Our nation has been through a jarring, thumping couple of days, but our republic stands, and the Electoral College vote has been counted and certified.
Some of our elected GOP representatives in Washington, D.C., fueled distrust in our democratic process, spreading falsehoods and conspiracy theories about an election that has been investigated, litigated, adjudicated, and their claims refuted. Challenged votes have been audited and recounted multiple times, and courts up to the highest in the land have dismissed allegations of widespread voter fraud.
In a statement, House Majority Leader Steny Hoyer, D-Md., said, “Congress has now counted and certified the electoral votes. ... Some sought to overturn the will of the voters of our country by objecting to the legitimate results or by storming the Capitol and committing acts of armed violence and rioting. Neither succeeded, thankfully, and the will of the people will be upheld. ... Members upheld their oaths to defend the Constitution, and today will be remembered as the day that our democracy prevailed.”
Many GOP lawmakers stood against the undermining of our democracy before the chaos Wednesday, and we would like to recognize some of those:
Notably from Missouri, U.S. Rep. Ann Wagner, a Republican, said in a statement Monday: “While I may not like the outcome of the election, that does not mean I can, nor should I, try to usurp the powers of the individual states of our republic, To allow Congress to alter the decided outcome of the election would irreparably damage our system of government and defy the Constitution.”
U.S. Sen. Jim Inhofe, R.-Okla., said, “My job on Wednesday is clear, and there are only two things I am permitted to do under the Constitution: ensure the electors are properly certified and count the electoral votes, even when I disagree with the outcome. To challenge a state’s certification, given how specific the Constitution is, would be a violation of my oath of office.”
After the domestic terrorists invaded our seat of government, some lawmakers who had backed the objections to certifying the electoral votes changed their position. It was the right thing to do.
“While we disagree — and disagree strongly at times — we do not encourage what happened today, ever,” said U.S. Sen. Jim Lankford, R-Okla. “We are headed toward certification of Joe Biden as (president) and we will work together.”

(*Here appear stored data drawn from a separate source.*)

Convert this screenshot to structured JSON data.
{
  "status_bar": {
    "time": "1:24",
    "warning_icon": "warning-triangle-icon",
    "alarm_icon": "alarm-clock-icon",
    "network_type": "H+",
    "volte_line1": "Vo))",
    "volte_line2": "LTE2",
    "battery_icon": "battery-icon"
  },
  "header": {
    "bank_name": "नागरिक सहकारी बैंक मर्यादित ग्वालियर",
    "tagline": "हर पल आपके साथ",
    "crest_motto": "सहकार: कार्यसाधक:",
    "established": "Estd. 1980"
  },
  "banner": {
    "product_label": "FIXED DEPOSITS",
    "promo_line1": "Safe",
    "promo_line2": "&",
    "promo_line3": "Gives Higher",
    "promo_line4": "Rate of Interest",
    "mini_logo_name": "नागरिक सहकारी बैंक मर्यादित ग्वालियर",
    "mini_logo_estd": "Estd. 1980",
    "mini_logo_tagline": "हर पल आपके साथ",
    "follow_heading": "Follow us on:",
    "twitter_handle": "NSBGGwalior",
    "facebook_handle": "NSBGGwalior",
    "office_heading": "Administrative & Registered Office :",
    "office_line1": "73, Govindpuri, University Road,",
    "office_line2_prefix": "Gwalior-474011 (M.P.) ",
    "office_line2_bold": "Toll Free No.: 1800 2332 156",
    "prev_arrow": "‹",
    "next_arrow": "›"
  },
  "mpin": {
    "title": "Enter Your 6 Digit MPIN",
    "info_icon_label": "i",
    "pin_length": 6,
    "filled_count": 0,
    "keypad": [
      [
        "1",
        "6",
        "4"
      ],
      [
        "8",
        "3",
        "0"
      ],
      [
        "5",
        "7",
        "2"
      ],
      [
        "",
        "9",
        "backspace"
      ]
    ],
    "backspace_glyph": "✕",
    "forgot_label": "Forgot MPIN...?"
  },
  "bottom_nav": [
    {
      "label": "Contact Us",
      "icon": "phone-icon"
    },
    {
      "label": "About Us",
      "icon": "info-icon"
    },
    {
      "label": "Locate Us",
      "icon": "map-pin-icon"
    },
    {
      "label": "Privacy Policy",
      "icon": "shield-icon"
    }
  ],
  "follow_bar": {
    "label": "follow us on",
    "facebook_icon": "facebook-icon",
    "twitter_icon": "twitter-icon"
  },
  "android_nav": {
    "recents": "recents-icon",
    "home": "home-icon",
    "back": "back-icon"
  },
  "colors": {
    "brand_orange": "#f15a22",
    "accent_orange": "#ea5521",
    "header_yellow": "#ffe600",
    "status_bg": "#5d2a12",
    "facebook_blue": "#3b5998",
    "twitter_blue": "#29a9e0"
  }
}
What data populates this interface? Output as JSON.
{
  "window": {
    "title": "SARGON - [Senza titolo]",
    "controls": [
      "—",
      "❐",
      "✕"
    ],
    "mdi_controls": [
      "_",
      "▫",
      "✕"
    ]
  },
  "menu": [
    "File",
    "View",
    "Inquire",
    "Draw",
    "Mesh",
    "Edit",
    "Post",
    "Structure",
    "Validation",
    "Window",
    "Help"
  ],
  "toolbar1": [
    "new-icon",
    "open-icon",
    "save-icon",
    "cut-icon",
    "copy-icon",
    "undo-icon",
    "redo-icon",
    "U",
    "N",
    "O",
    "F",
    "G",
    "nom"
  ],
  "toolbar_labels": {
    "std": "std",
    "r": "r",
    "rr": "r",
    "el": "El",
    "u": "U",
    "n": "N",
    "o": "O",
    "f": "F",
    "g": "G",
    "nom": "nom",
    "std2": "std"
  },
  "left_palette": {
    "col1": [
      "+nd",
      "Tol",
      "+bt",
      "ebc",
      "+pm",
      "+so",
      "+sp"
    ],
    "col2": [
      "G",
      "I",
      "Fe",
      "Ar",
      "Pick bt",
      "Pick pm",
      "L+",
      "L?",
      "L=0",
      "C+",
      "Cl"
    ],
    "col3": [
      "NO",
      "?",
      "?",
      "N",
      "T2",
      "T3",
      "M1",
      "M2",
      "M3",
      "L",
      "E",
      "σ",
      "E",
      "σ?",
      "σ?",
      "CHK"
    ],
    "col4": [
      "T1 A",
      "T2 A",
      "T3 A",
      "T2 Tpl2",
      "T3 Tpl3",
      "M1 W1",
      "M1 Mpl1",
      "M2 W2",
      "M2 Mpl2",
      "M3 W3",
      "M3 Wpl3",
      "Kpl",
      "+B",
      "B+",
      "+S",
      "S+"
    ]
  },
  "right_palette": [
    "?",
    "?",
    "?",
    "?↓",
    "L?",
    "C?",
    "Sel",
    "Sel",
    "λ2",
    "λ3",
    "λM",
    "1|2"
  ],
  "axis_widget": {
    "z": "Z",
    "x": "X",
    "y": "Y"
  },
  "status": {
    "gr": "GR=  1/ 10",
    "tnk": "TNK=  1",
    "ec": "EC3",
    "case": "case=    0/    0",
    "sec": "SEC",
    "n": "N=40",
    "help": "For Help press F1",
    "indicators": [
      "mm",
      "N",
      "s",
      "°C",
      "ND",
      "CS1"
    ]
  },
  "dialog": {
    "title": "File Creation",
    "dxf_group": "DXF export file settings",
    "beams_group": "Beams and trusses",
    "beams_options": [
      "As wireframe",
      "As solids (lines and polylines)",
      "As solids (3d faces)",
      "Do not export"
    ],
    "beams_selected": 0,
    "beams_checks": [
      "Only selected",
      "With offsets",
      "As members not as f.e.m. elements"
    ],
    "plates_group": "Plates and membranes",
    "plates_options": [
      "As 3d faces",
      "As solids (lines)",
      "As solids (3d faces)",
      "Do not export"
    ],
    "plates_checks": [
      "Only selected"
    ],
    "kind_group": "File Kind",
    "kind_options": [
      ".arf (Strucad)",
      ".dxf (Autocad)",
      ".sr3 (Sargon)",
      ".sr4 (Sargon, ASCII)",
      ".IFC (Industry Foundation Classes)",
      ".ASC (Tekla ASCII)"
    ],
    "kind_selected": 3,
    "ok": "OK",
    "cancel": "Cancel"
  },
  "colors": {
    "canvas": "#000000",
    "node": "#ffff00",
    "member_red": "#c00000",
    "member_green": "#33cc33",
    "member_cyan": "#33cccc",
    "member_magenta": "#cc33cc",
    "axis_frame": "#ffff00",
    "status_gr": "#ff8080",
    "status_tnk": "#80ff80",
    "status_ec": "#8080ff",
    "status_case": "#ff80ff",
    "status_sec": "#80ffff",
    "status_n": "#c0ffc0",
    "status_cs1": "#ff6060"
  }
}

Recently defeated U.S. Sen. Kelly Loeffler, R-Ga., said, “When I arrived in Washington this morning, I fully intended to object to the certification of the electoral votes. However, the events that have transpired today have forced me to reconsider and I cannot now, in good conscience, object.”
Too bad the revelation came so late.
“Nothing before us proves illegality near the massive scale that would have tipped the entire election,” Senate Majority Leader Mitch McConnell said. “The Constitution gives us here in Congress a limited role. We cannot simply declare ourselves a national board of elections on steroids. The voters, the courts, the states — they’ve all spoken. They’ve all spoken. If we overrule them, it would damage our republic forever.”
A republic takes not just the consent of the governed to operate. It takes faith in and support of the democratic process. Dissent, questions and challenges are protected — even necessary — and have their time and place. But the time has come to accept reality.
U.S. Sen. Mitt Romney, R-Utah, said. “The best way we can show respect for the voters who were upset is by telling them the truth.”
It is time to begin to heal our nation.